Bending the curve to facilitate a sustainability transition goes back to the idea of interventions. Students learn about the political stalemates that have slowed progress on climate change mitigation, but they are also taught that progress is possible and that plans are in place for seriously mitigating climate change. One is a plan by the World Bank on how to decarbonize the global economy, reduce net carbon dioxide emissions to zero, and limit global increases in temperature to no more than 2 degrees celsius by the end of the century (Fay et al. 2015). To reach these goals, the report argues that decisive action to decarbonize must be taken immediately—waiting will only increase costs and suffering. Although action at the international level, such as the UN Framework Convention on Climate Change, is critical, students also learn that individual action to mitigate climate change can aggregate to have significant impacts. The messaging here is important since individual action on something as large as climate change could seem futile.
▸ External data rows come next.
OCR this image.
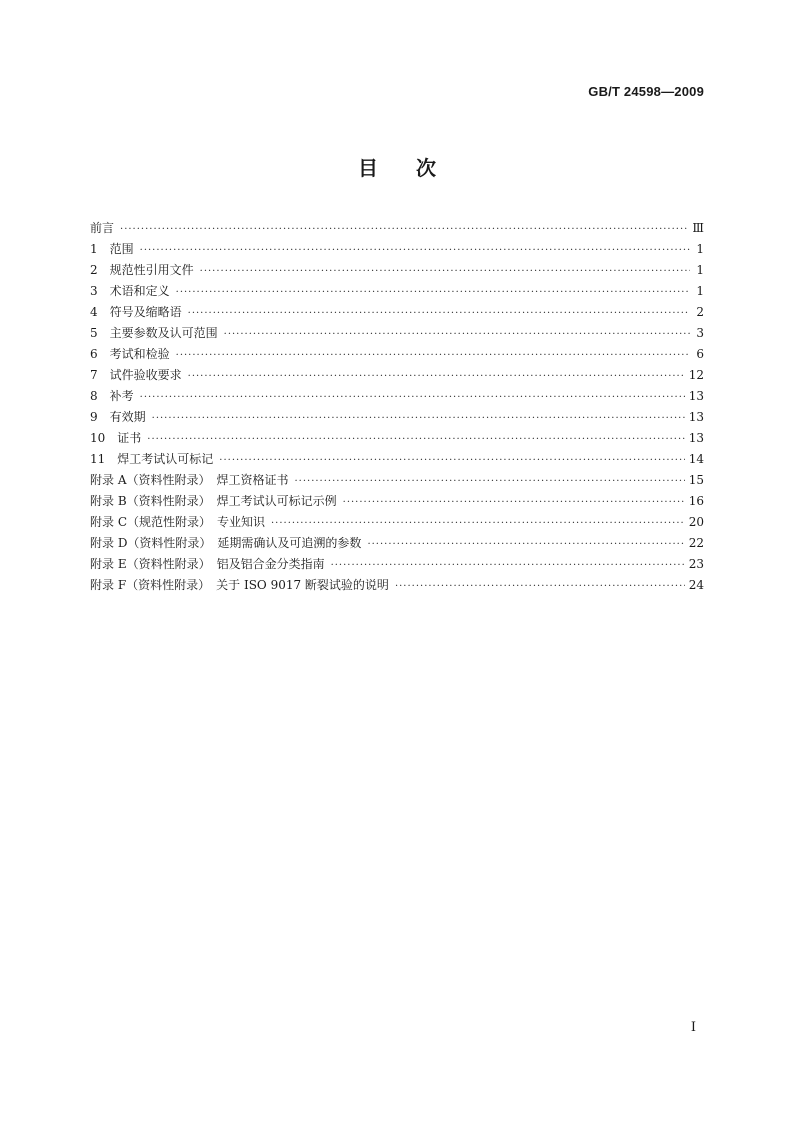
GB/T 24598—2009
目次
前言 ·····	Ⅲ
1　范围 ·····	1
2　规范性引用文件 ·····	1
3　术语和定义 ·····	1
4　符号及缩略语 ·····	2
5　主要参数及认可范围 ·····	3
6　考试和检验 ·····	6
7　试件验收要求 ·····	12
8　补考 ·····	13
9　有效期 ·····	13
10　证书 ·····	13
11　焊工考试认可标记 ·····	14
附录 A（资料性附录）　焊工资格证书 ·····	15
附录 B（资料性附录）　焊工考试认可标记示例 ·····	16
附录 C（规范性附录）　专业知识 ·····	20
附录 D（资料性附录）　延期需确认及可追溯的参数 ·····	22
附录 E（资料性附录）　铝及铝合金分类指南 ·····	23
附录 F（资料性附录）　关于 ISO 9017 断裂试验的说明 ·····	24
I
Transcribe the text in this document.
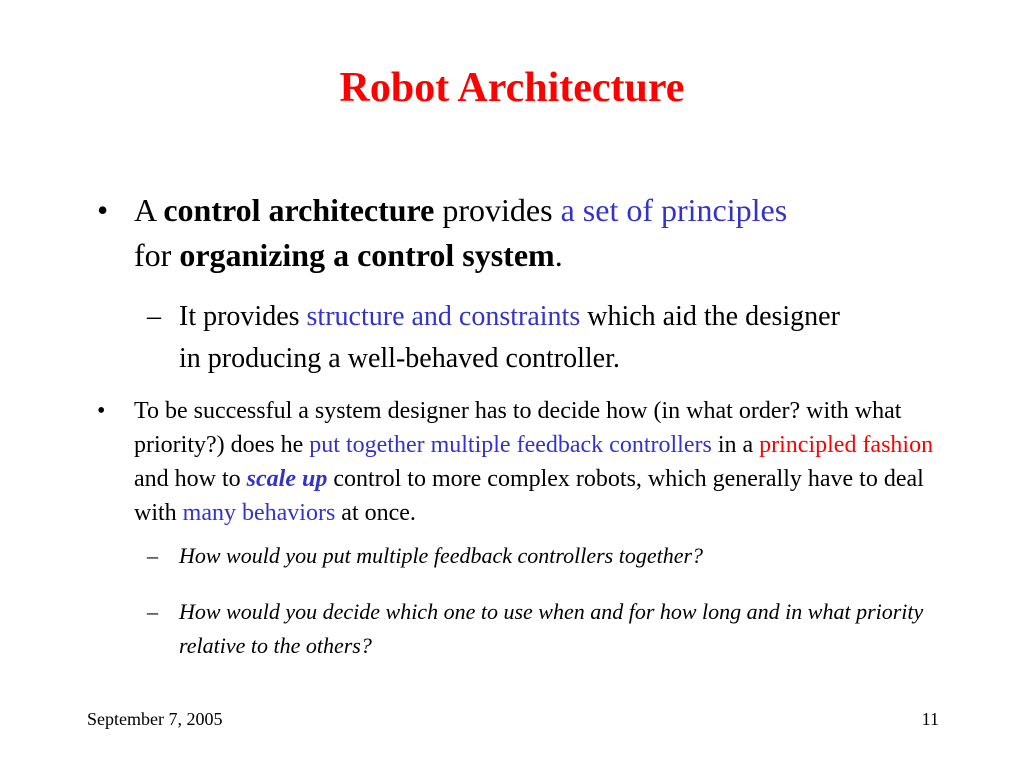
Robot Architecture
• A control architecture provides a set of principles for organizing a control system.
– It provides structure and constraints which aid the designer in producing a well-behaved controller.
•	To be successful a system designer has to decide how (in what order? with what priority?) does he put together multiple feedback controllers in a principled fashion and how to scale up control to more complex robots, which generally have to deal with many behaviors at once.
– How would you put multiple feedback controllers together?
– How would you decide which one to use when and for how long and in what priority relative to the others?
September 7, 2005	11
Turning this notion on its head, individual action, such as reducing a carbon footprint, can be seen as something that has far-reaching impacts, given the global circulation of carbon dioxide, and long-lasting consequences, given the long life span (from decades to hundreds of years) of new carbon dioxide emissions in the atmosphere (Inman 2008). From their own little corner of the globe, a student’s decision can impact someone or something thousands of miles away for generations. This ability for an individual to have a long-term global impact by decisions made today is a very powerful expression of agency, and if done well, for hope.